You expect too much from people...

It's already been x amount of time... (I especially liked hearing this one within a month or two of burying someone.)

God took revenge on your daughter because she displeased him... (These people don't seem to have ever heard of Romans 8:31. Then again, as I think I've said before, if God ends up killing those he doesn't like, he must not like any of us too much. In the long run...)

Debi Harbuck said...

Deniers, yes, jesse, but - at least in my experience - not Disappearers. They haven't turned in their friendship cards and hit the road. They are sticking around, if for no other reason than to continue to tell me how wrong I am. :)

Jesse Wiedinmyer said...

That, Debi, is where you're wrong...

Cheryl Sharp said...

Dear Debi: I am so glad that you finally started this page. Your ability to speak your raw truth has always been one of the things I have admired most.
I do hope that those who read this take a look at how we might fall into any of these archetypes on any given day, even when we have felt our own losses. It's amazing to me how we have so much advice for everyone else and can't help ourselves on any given day. All we can really share is our own experience and try to understand based on empathy rather than sympathy.
As I have said to you many times, I can't understand even though I want to. What I hope I am able to do is to be open to however you are experiencing your experience.
I do want to say that I never knew you when Brittany was alive. It is interesting that I never think of you without her being a part of you. Through your sharing her life with me, she is someone I also feel I could conjure. She has a voice, a personality, a family, and a spirit that I certainly can't deny based on my experience of her through you.
It's interesting that you shared the tragedy of her death with me early on, yet it is not the focus of your life. It is the right to continue to be a mother who loves her child. You didn't stop loving her because she died.
Anyway, I am so glad that you are giving people an opportunity to understand more of what the loss and grief is really like. Perhaps others will also begin to speak up and tell the truth!
C Sharp

Greg Hyduke said...

"I do want to say that I never knew you when Brittany was alive. It is interesting that I never think of you without her being a part of you. Through your sharing her life with me, she is someone I also feel I could conjure."

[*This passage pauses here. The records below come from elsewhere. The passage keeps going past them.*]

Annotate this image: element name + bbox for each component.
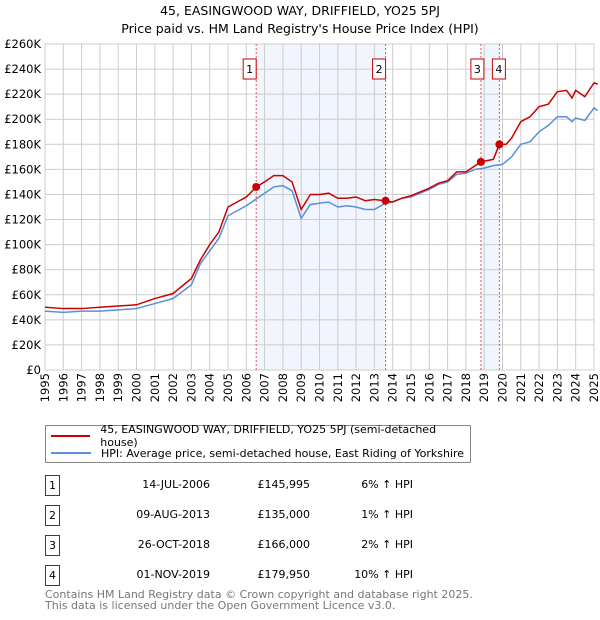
legend-label: HPI: Average price, semi-detached house,… bbox=[101, 446, 465, 460]
x-tick-label: 2025 bbox=[587, 373, 600, 402]
x-tick-label: 2015 bbox=[404, 373, 418, 402]
x-tick-label: 2008 bbox=[276, 373, 290, 402]
sale-number-label: 4 bbox=[495, 63, 502, 76]
x-tick-label: 2000 bbox=[130, 373, 144, 402]
x-tick-label: 2004 bbox=[203, 373, 217, 402]
footer: Contains HM Land Registry data © Crown c… bbox=[45, 589, 473, 611]
sale-row: 2 09-AUG-2013 £135,000 1% ↑ HPI bbox=[45, 505, 465, 526]
sale-hpi-diff: 2% ↑ HPI bbox=[361, 538, 413, 551]
chart-subtitle: Price paid vs. HM Land Registry's House … bbox=[121, 21, 479, 36]
x-tick-label: 2018 bbox=[459, 373, 473, 402]
x-tick-label: 1995 bbox=[38, 373, 52, 402]
footer-line-1: Contains HM Land Registry data © Crown c… bbox=[45, 588, 473, 601]
red-line-swatch bbox=[51, 435, 91, 437]
x-tick-label: 2010 bbox=[313, 373, 327, 402]
series-line bbox=[44, 106, 599, 314]
series-line bbox=[44, 81, 598, 310]
x-tick-label: 2019 bbox=[477, 373, 491, 402]
y-tick-label: £0 bbox=[26, 363, 41, 377]
sale-number-badge: 1 bbox=[45, 475, 60, 496]
sale-date: 09-AUG-2013 bbox=[136, 508, 210, 521]
sale-point bbox=[476, 157, 485, 166]
shaded-period bbox=[480, 44, 500, 370]
x-tick-label: 2003 bbox=[184, 373, 198, 402]
y-tick-label: £40K bbox=[12, 313, 42, 327]
y-tick-label: £20K bbox=[12, 338, 42, 352]
y-tick-label: £80K bbox=[12, 263, 42, 277]
sale-row: 1 14-JUL-2006 £145,995 6% ↑ HPI bbox=[45, 475, 465, 496]
sale-date: 26-OCT-2018 bbox=[137, 538, 210, 551]
x-tick-label: 2012 bbox=[349, 373, 363, 402]
x-tick-label: 2001 bbox=[148, 373, 162, 402]
chart-title: 45, EASINGWOOD WAY, DRIFFIELD, YO25 5PJ bbox=[160, 3, 440, 18]
x-tick-label: 2011 bbox=[331, 373, 345, 402]
sale-date: 01-NOV-2019 bbox=[136, 568, 210, 581]
x-tick-label: 2009 bbox=[294, 373, 308, 402]
sale-point bbox=[252, 182, 261, 191]
sale-point bbox=[495, 140, 504, 149]
sale-hpi-diff: 10% ↑ HPI bbox=[354, 568, 413, 581]
legend-label: 45, EASINGWOOD WAY, DRIFFIELD, YO25 5PJ … bbox=[100, 423, 437, 449]
sale-hpi-diff: 6% ↑ HPI bbox=[361, 478, 413, 491]
x-tick-label: 2014 bbox=[386, 373, 400, 402]
legend: 45, EASINGWOOD WAY, DRIFFIELD, YO25 5PJ … bbox=[45, 423, 471, 463]
x-tick-label: 2023 bbox=[550, 373, 564, 402]
sale-number-badge: 2 bbox=[45, 505, 60, 526]
sale-number-badge: 4 bbox=[45, 565, 60, 586]
sale-number-label: 3 bbox=[474, 63, 481, 76]
x-tick-label: 2002 bbox=[166, 373, 180, 402]
y-tick-label: £140K bbox=[4, 187, 41, 201]
sale-number-box bbox=[470, 58, 485, 80]
sale-price: £179,950 bbox=[257, 568, 311, 581]
legend-item-hpi: HPI: Average price, semi-detached house,… bbox=[46, 445, 464, 461]
x-tick-label: 2013 bbox=[367, 373, 381, 402]
x-tick-label: 2007 bbox=[258, 373, 272, 402]
x-tick-label: 2006 bbox=[239, 373, 253, 402]
sale-number-box bbox=[372, 58, 387, 80]
y-tick-label: £100K bbox=[4, 238, 41, 252]
x-tick-label: 1996 bbox=[56, 373, 70, 402]
sale-row: 3 26-OCT-2018 £166,000 2% ↑ HPI bbox=[45, 535, 465, 556]
y-tick-label: £180K bbox=[4, 137, 41, 151]
x-tick-label: 2005 bbox=[221, 373, 235, 402]
blue-line-swatch bbox=[51, 452, 91, 454]
legend-item-property: 45, EASINGWOOD WAY, DRIFFIELD, YO25 5PJ … bbox=[46, 423, 470, 449]
y-tick-label: £60K bbox=[12, 288, 42, 302]
y-tick-label: £120K bbox=[4, 213, 41, 227]
y-tick-label: £200K bbox=[4, 112, 41, 126]
shaded-period bbox=[256, 44, 386, 370]
plot-border bbox=[44, 43, 595, 371]
sale-price: £145,995 bbox=[257, 478, 311, 491]
x-tick-label: 1998 bbox=[93, 373, 107, 402]
sale-price: £135,000 bbox=[257, 508, 311, 521]
x-tick-label: 2020 bbox=[496, 373, 510, 402]
sale-hpi-diff: 1% ↑ HPI bbox=[361, 508, 413, 521]
sale-price: £166,000 bbox=[257, 538, 311, 551]
sale-number-label: 2 bbox=[376, 63, 383, 76]
x-tick-label: 2024 bbox=[569, 373, 583, 402]
sale-number-box bbox=[491, 58, 506, 80]
y-tick-label: £160K bbox=[4, 162, 41, 176]
y-tick-label: £240K bbox=[4, 62, 41, 76]
y-tick-label: £220K bbox=[4, 87, 41, 101]
x-tick-label: 2022 bbox=[532, 373, 546, 402]
sale-number-badge: 3 bbox=[45, 535, 60, 556]
sale-row: 4 01-NOV-2019 £179,950 10% ↑ HPI bbox=[45, 565, 465, 586]
x-tick-label: 2021 bbox=[514, 373, 528, 402]
sale-point bbox=[381, 196, 390, 205]
y-tick-label: £260K bbox=[4, 37, 41, 51]
x-tick-label: 1997 bbox=[75, 373, 89, 402]
x-tick-label: 1999 bbox=[111, 373, 125, 402]
plot-area: £0 £20K £40K £60K £80K £100K £120K £140K £160K £1… bbox=[4, 37, 600, 402]
sale-number-label: 1 bbox=[246, 63, 253, 76]
x-tick-label: 2016 bbox=[422, 373, 436, 402]
sale-date: 14-JUL-2006 bbox=[142, 478, 210, 491]
x-tick-label: 2017 bbox=[441, 373, 455, 402]
footer-line-2: This data is licensed under the Open Gov… bbox=[45, 599, 396, 612]
sale-number-box bbox=[242, 58, 257, 80]
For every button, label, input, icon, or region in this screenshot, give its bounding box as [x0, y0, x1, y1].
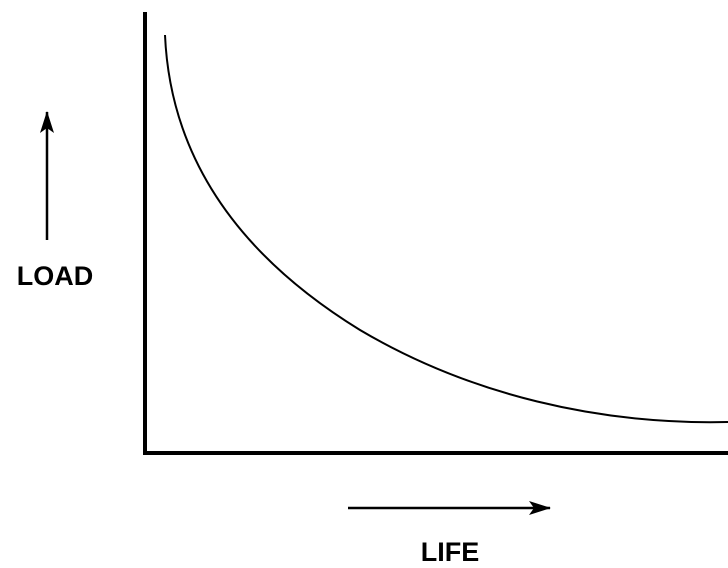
load-life-curve: [164, 34, 728, 424]
x-axis-label: LIFE: [421, 537, 480, 567]
y-axis-label: LOAD: [17, 261, 94, 291]
axes: [143, 12, 728, 455]
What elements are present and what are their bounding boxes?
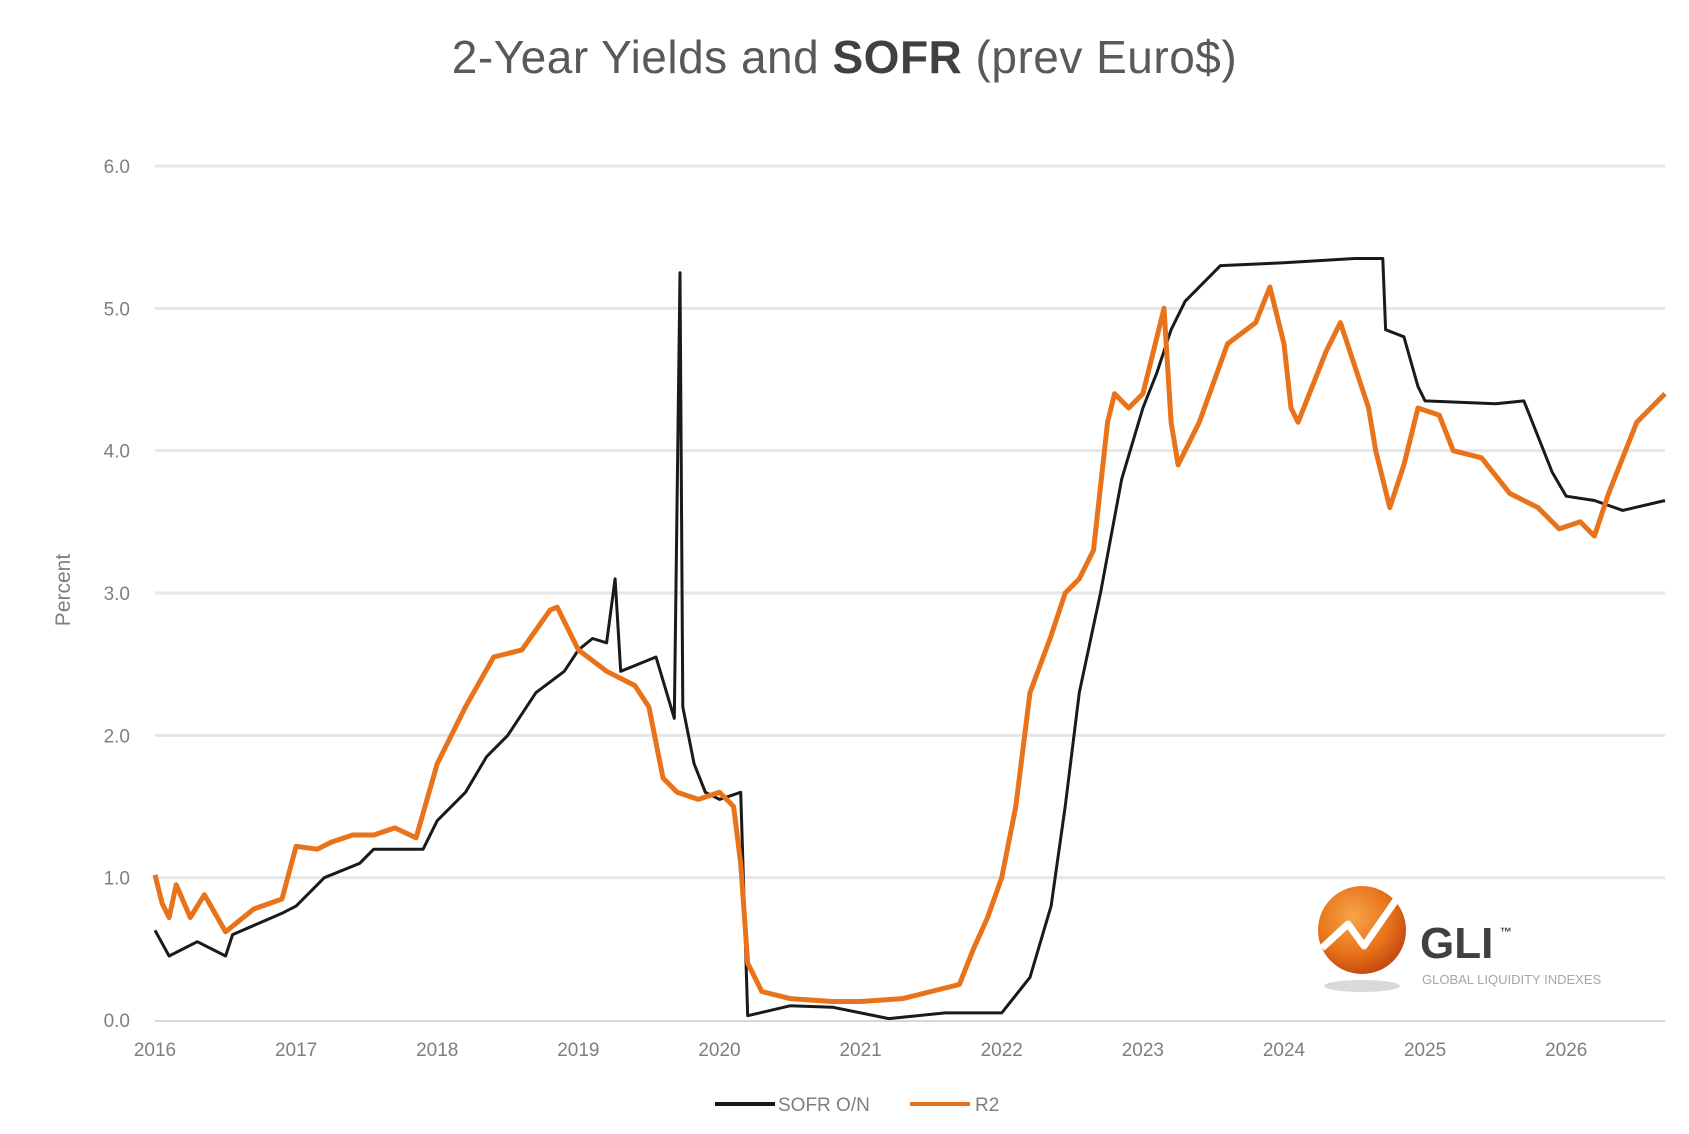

This is so cool. Human consciousness is so powerful.

Debi Harbuck said...

Cheryl, sweetheart, I am so glad that you are here. And, thank you for what you said about being able to conjure my girl. I am so glad to have been able to make her real for you; that truly is what life is about for me these days: keeping her spirit alive in the world.

I could not have come so far in so short a time without you and I will forever be grateful that you are a part of my world.